F: For quite a long time. But I stumbled upon the promises of God. What we think of assurance has to do with the way we think about ourselves in relation to Christ. But that is not the same thing as our actual relation to Christ. In some people, there are natural things that need to be melted away in their own view of themselves in the world before we can take it in that He loves us and is never going to leave us. Some people cannot believe that they are loved, and the gospel needs to keep working at this — until they learn that God loves them just because He loves them. We have to keep looking up to Christ.

L: I have not gone through times of doubting my salvation. The Spirit has kept me with a sense of inner peace in trusting God. I am a great sinner and Christ is a great Savior is the point that I keep coming back to. I was never taught eternal security, though I had an inner assurance that I was saved. I was helped by the hope of the eternal security of the believer, however, to sustain my assurance. The preserving of the elect in Christ is glorious news.

S: There are two kinds of doubt. I never doubted that it was true (the Bible), but I went through a period in high school that I thought I was not a Christian. Then I thought to myself, “this is stupid,” and I haven’t struggled since.

8. What is the greatest need in our pulpits today?

G: Our churches need clear, careful, consistent exposition of the Word of God. Congregations have to help ministers stay in their studies to achieve this.

S: I don’t want to disagree with what Bob said, but my answer instinctively is that we need courage. I don’t mean boldly denouncing Rob Bell. Rob Bell should be boldly denounced. We need pastors who have courage to speak to the sins of their congregation. Shepherds and their sheep have the same weaknesses, and if shepherds can see where they themselves have fallen they will speak boldly to the sins of their churches.

F: It’s easy to think we need a Steve Lawson in every pulpit.
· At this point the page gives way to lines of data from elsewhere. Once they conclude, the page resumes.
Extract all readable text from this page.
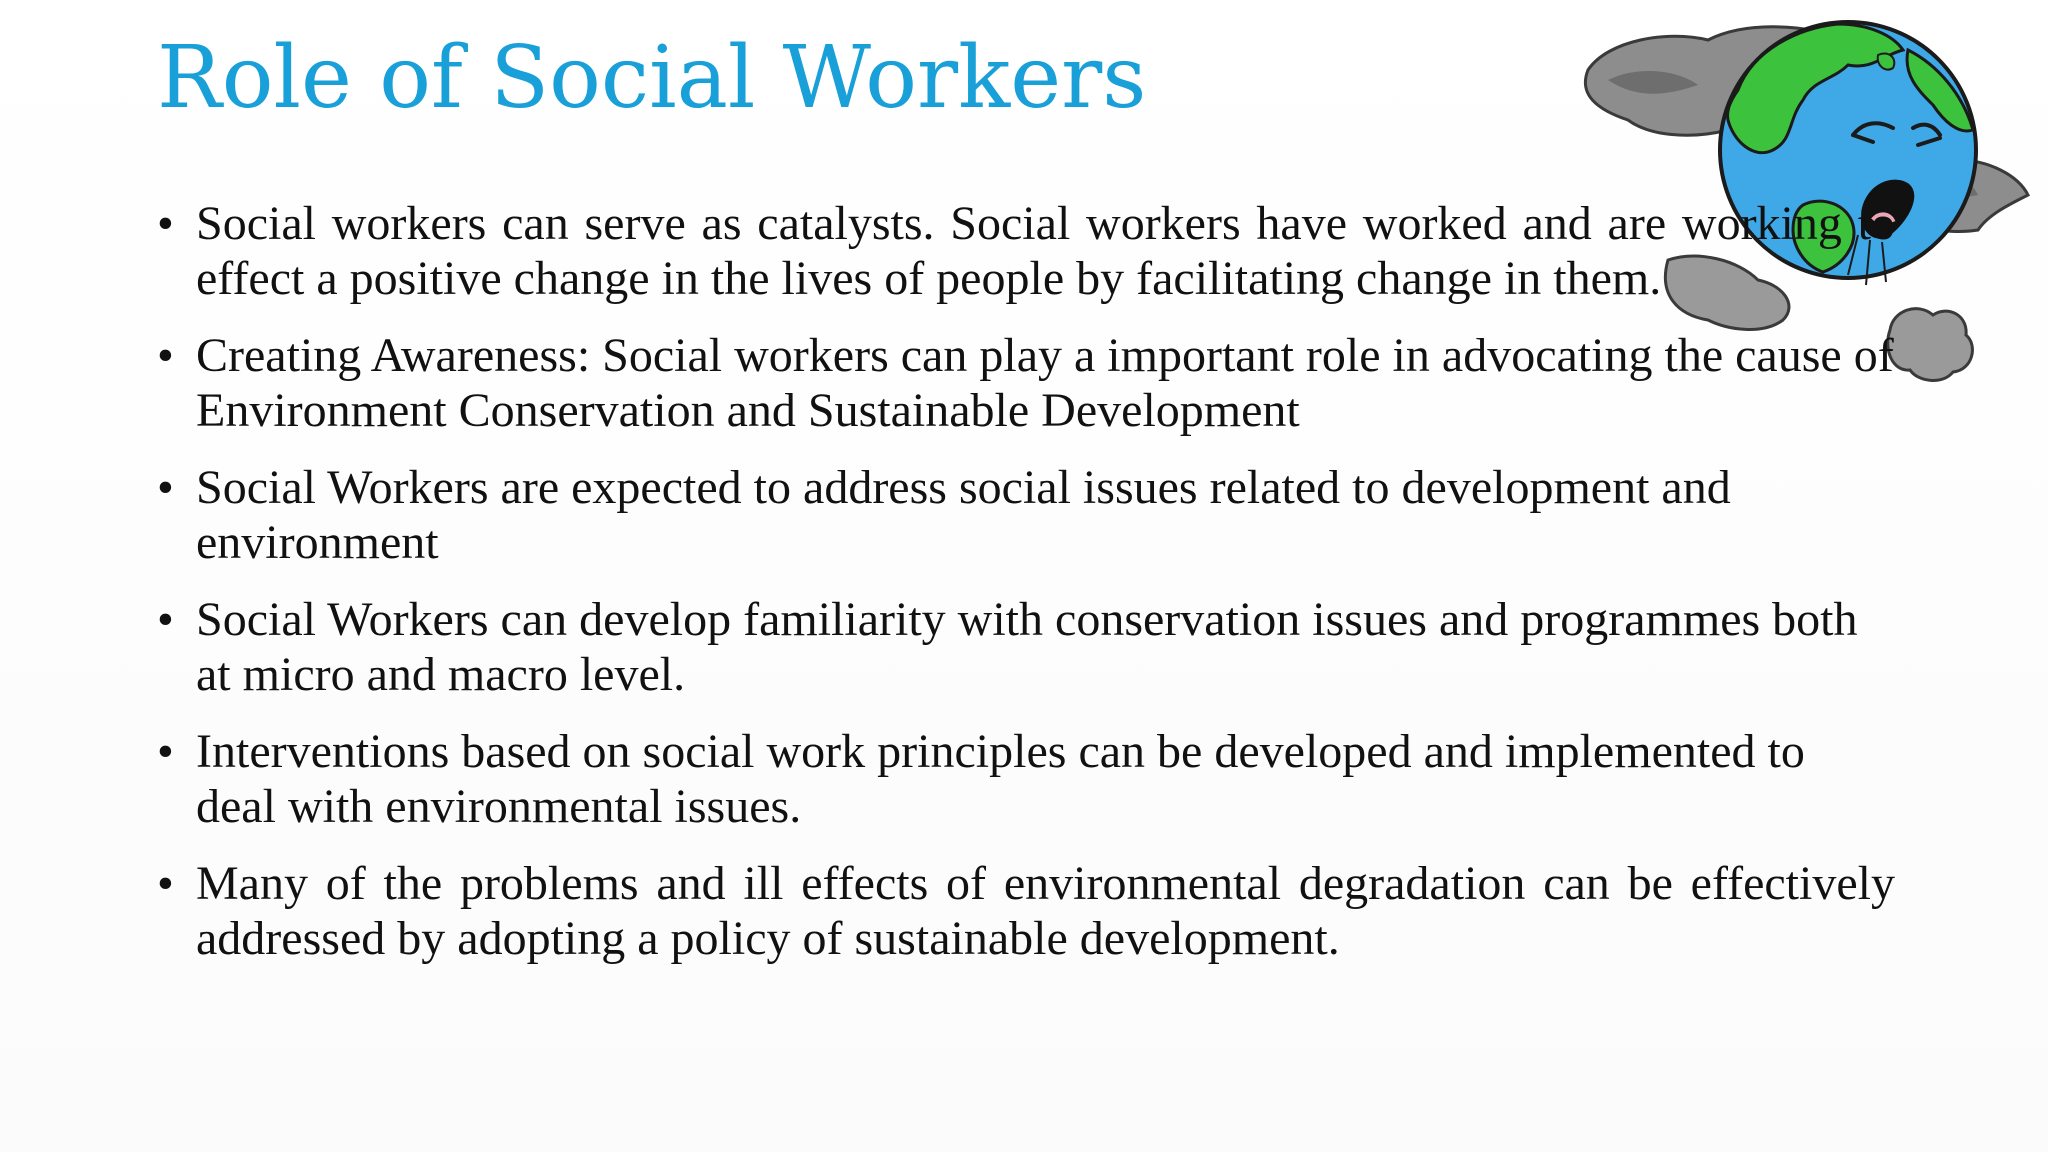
Role of Social Workers
• Social workers can serve as catalysts. Social workers have worked and are working to effect a positive change in the lives of people by facilitating change in them.
• Creating Awareness: Social workers can play a important role in advocating the cause of Environment Conservation and Sustainable Development
• Social Workers are expected to address social issues related to development and environment
• Social Workers can develop familiarity with conservation issues and programmes both at micro and macro level.
• Interventions based on social work principles can be developed and implemented to deal with environmental issues.
• Many of the problems and ill effects of environmental degradation can be effectively addressed by adopting a policy of sustainable development.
But what we actually need is the sense that our pastors are doing the most important thing in the world for us. Expounding the Word is doing the most important thing for them. We also need to recapture the wonder of what the Spirit does through our preaching. If Christ is held up, He Himself is sufficient for all the needs of all the people, no matter their needs. Finally, we need to love our people to death as preachers. It is particularly important for young preachers to learn this.
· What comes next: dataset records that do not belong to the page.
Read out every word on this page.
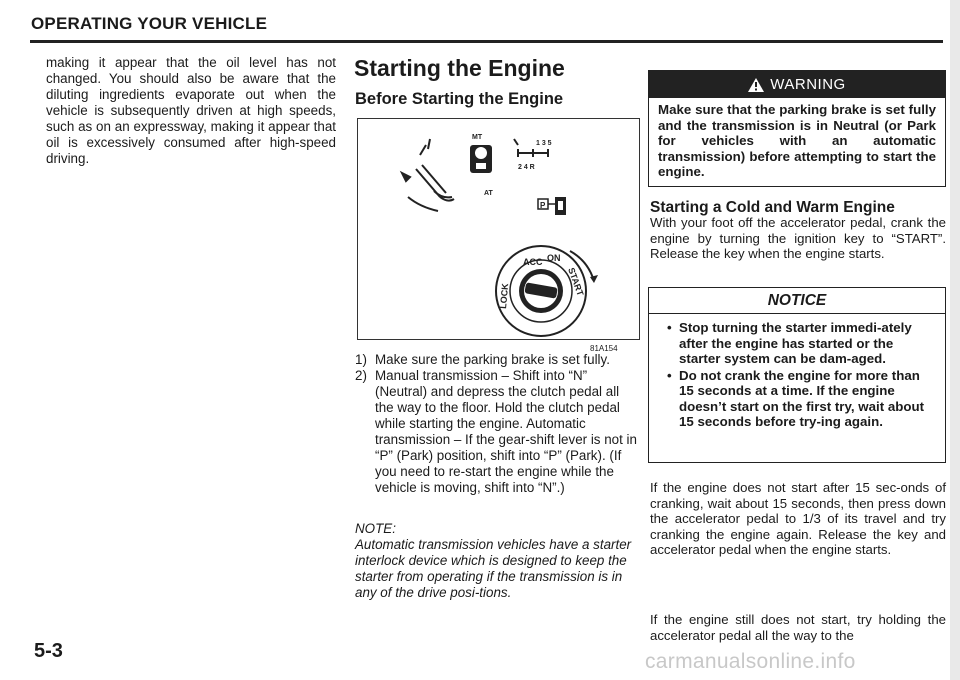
OPERATING YOUR VEHICLE

making it appear that the oil level has not changed. You should also be aware that the diluting ingredients evaporate out when the vehicle is subsequently driven at high speeds, such as on an expressway, making it appear that oil is excessively consumed after high-speed driving.

5-3
Starting the Engine
Before Starting the Engine
MT
1 3 5
2 4 R
AT
P
ACC ON
START
LOCK
81A154
1) Make sure the parking brake is set fully.
2) Manual transmission – Shift into “N” (Neutral) and depress the clutch pedal all the way to the floor. Hold the clutch pedal while starting the engine. Automatic transmission – If the gear-shift lever is not in “P” (Park) position, shift into “P” (Park). (If you need to re-start the engine while the vehicle is moving, shift into “N”.)
NOTE:
Automatic transmission vehicles have a starter interlock device which is designed to keep the starter from operating if the transmission is in any of the drive posi-tions.
WARNING
Make sure that the parking brake is set fully and the transmission is in Neutral (or Park for vehicles with an automatic transmission) before attempting to start the engine.
Starting a Cold and Warm Engine
With your foot off the accelerator pedal, crank the engine by turning the ignition key to “START”. Release the key when the engine starts.
NOTICE
• Stop turning the starter immedi-ately after the engine has started or the starter system can be dam-aged.
• Do not crank the engine for more than 15 seconds at a time. If the engine doesn’t start on the first try, wait about 15 seconds before try-ing again.
If the engine does not start after 15 sec-onds of cranking, wait about 15 seconds, then press down the accelerator pedal to 1/3 of its travel and try cranking the engine again. Release the key and accelerator pedal when the engine starts.
If the engine still does not start, try holding the accelerator pedal all the way to the
carmanualsonline.info
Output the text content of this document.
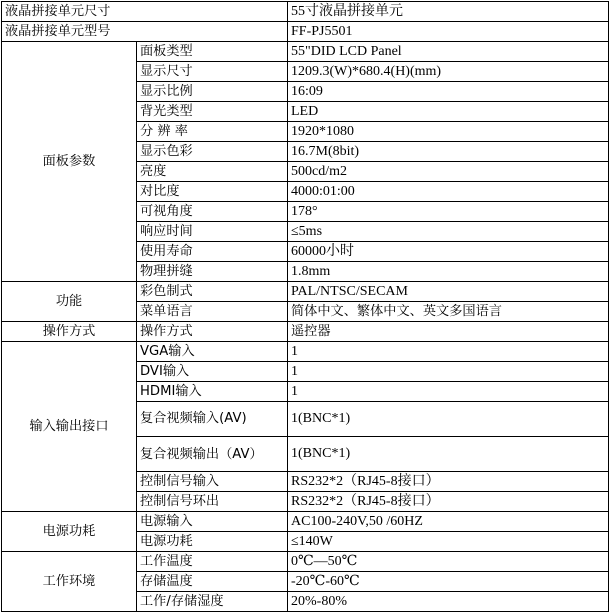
液晶拼接单元尺寸		55寸液晶拼接单元
液晶拼接单元型号		FF-PJ5501
面板参数	面板类型	55"DID LCD Panel
	显示尺寸	1209.3(W)*680.4(H)(mm)
	显示比例	16:09
	背光类型	LED
	分 辨 率	1920*1080
	显示色彩	16.7M(8bit)
	亮度	500cd/m2
	对比度	4000:01:00
	可视角度	178°
	响应时间	≤5ms
	使用寿命	60000小时
	物理拼缝	1.8mm
功能	彩色制式	PAL/NTSC/SECAM
	菜单语言	简体中文、繁体中文、英文多国语言
操作方式	操作方式	遥控器
输入输出接口	VGA输入	1
	DVI输入	1
	HDMI输入	1
	复合视频输入(AV)	1(BNC*1)
	复合视频输出（AV）	1(BNC*1)
	控制信号输入	RS232*2（RJ45-8接口）
	控制信号环出	RS232*2（RJ45-8接口）
电源功耗	电源输入	AC100-240V,50 /60HZ
	电源功耗	≤140W
工作环境	工作温度	0℃—50℃
	存储温度	-20℃-60℃
	工作/存储湿度	20%-80%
L: In 1 Timothy 4:13 Paul gives the basic parts of preaching. It matters to God how His Word is preached. There is a simplicity that many preachers try to make complex. Preaching is to read the text, explain the text, and apply the text. I am amazed at how little reading and explaining is done. We need to get into the text as quick as we can.
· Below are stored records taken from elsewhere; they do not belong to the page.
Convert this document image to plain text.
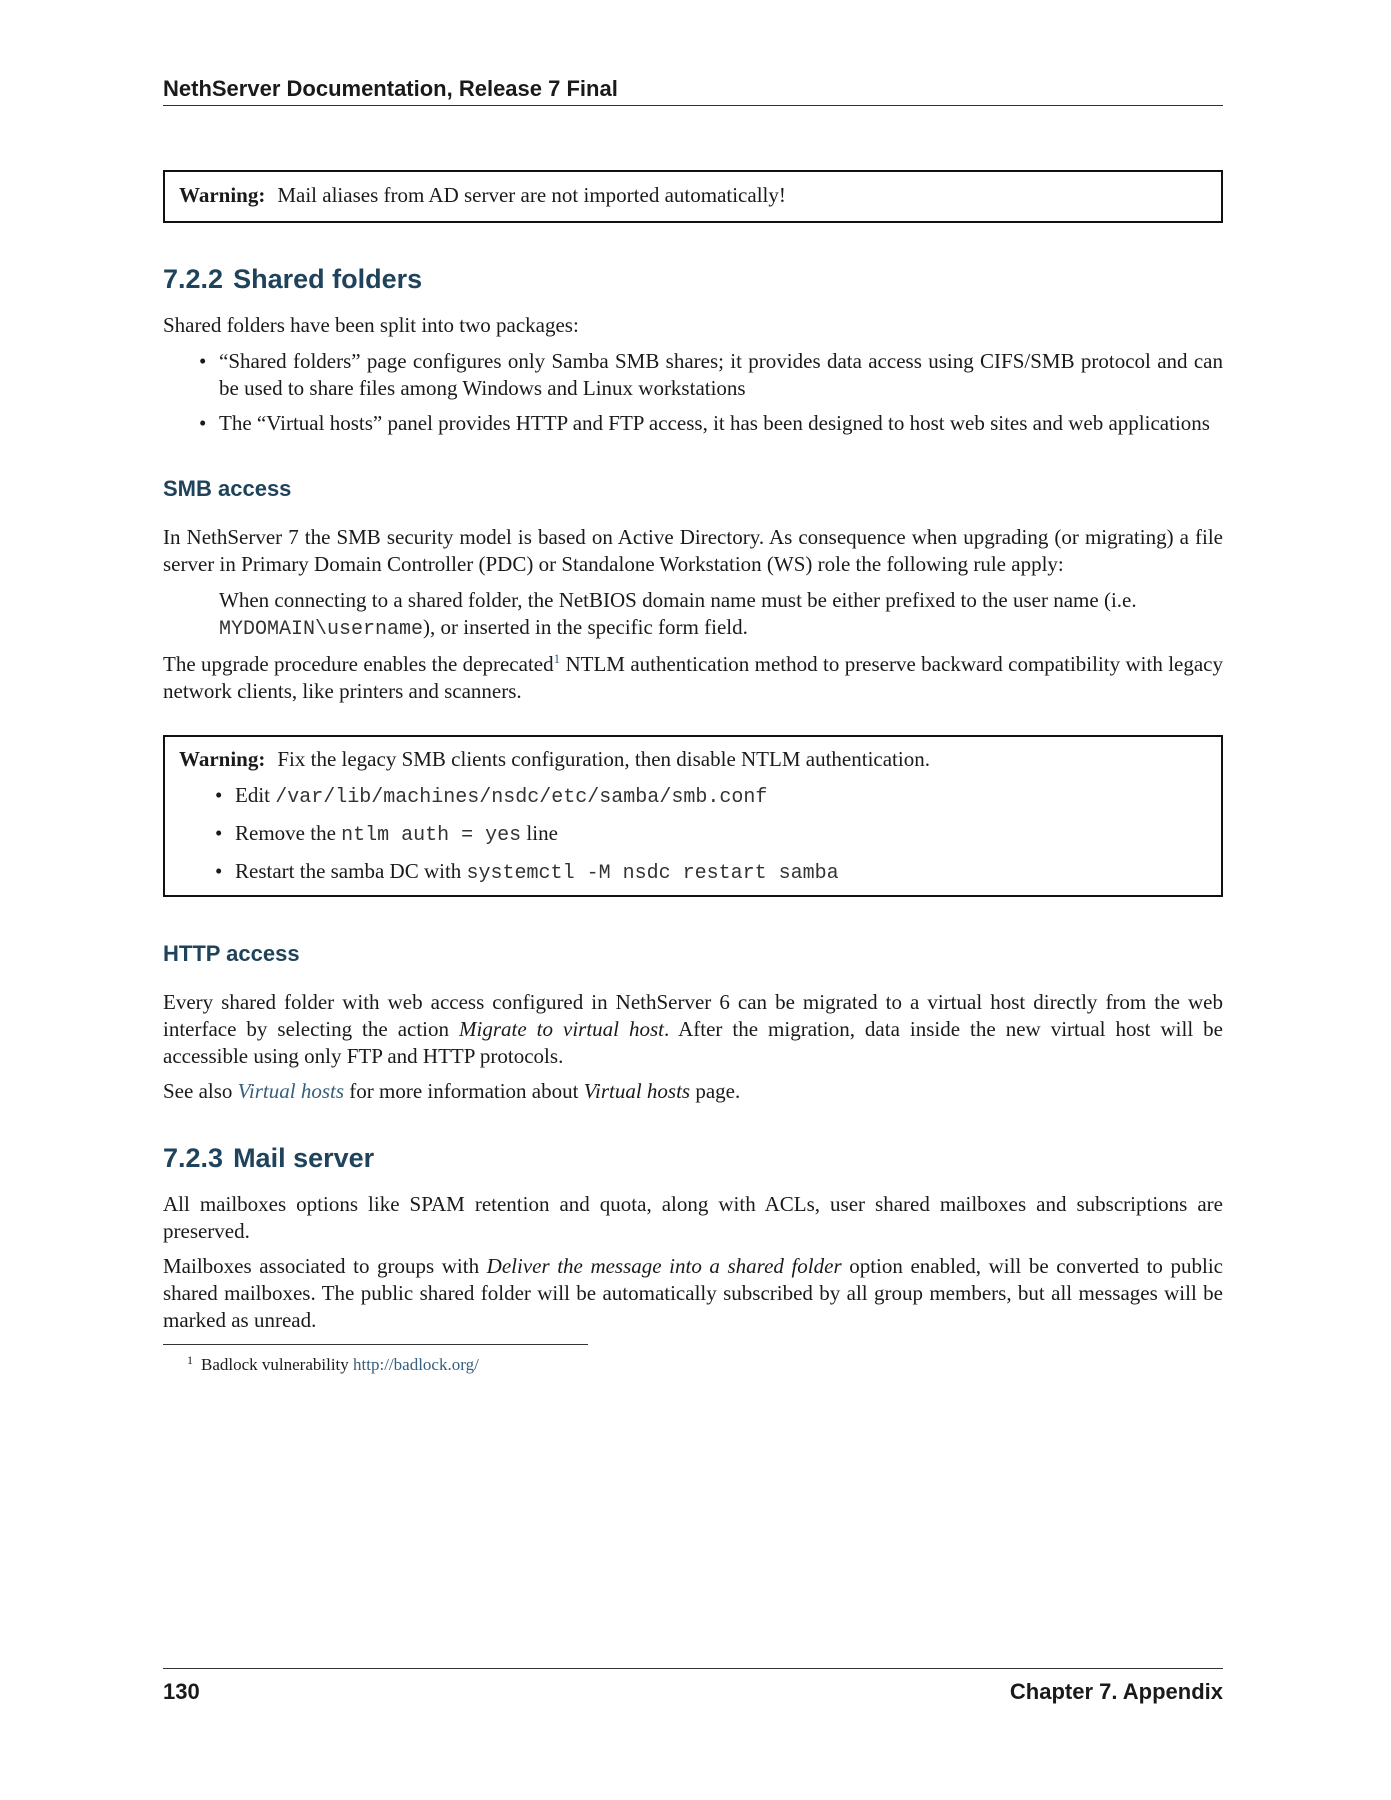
NethServer Documentation, Release 7 Final
Warning: Mail aliases from AD server are not imported automatically!
7.2.2 Shared folders

Shared folders have been split into two packages:

• “Shared folders” page configures only Samba SMB shares; it provides data access using CIFS/SMB protocol and can be used to share files among Windows and Linux workstations
• The “Virtual hosts” panel provides HTTP and FTP access, it has been designed to host web sites and web applications
SMB access

In NethServer 7 the SMB security model is based on Active Directory. As consequence when upgrading (or migrating) a file server in Primary Domain Controller (PDC) or Standalone Workstation (WS) role the following rule apply:

When connecting to a shared folder, the NetBIOS domain name must be either prefixed to the user name (i.e. MYDOMAIN\username), or inserted in the specific form field.

The upgrade procedure enables the deprecated$^1$ NTLM authentication method to preserve backward compatibility with legacy network clients, like printers and scanners.

Warning: Fix the legacy SMB clients configuration, then disable NTLM authentication.
• Edit /var/lib/machines/nsdc/etc/samba/smb.conf
• Remove the ntlm auth = yes line
• Restart the samba DC with systemctl -M nsdc restart samba
HTTP access

Every shared folder with web access configured in NethServer 6 can be migrated to a virtual host directly from the web interface by selecting the action Migrate to virtual host. After the migration, data inside the new virtual host will be accessible using only FTP and HTTP protocols.

See also Virtual hosts for more information about Virtual hosts page.

7.2.3 Mail server

All mailboxes options like SPAM retention and quota, along with ACLs, user shared mailboxes and subscriptions are preserved.

Mailboxes associated to groups with Deliver the message into a shared folder option enabled, will be converted to public shared mailboxes. The public shared folder will be automatically subscribed by all group members, but all messages will be marked as unread.

1 Badlock vulnerability http://badlock.org/
130	Chapter 7. Appendix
We have to say only what the text says and all that the text says. Conviction, clarity, and passion are all essential. True biblical preaching must affect mind, affections, and the will. Too much preaching focuses on one or two of these to the neglect of the others. The most powerful preacher on the planet is the Calvinistic preacher who is an evangelist in the pulpit. He is the only one playing with a full deck. He preaches a high view of God, he magnifies grace, and he calls people to Christ. We are borderline hypercalvinists if we do not call people to Jesus. We have too many talkers and sharers, and not enough preachers.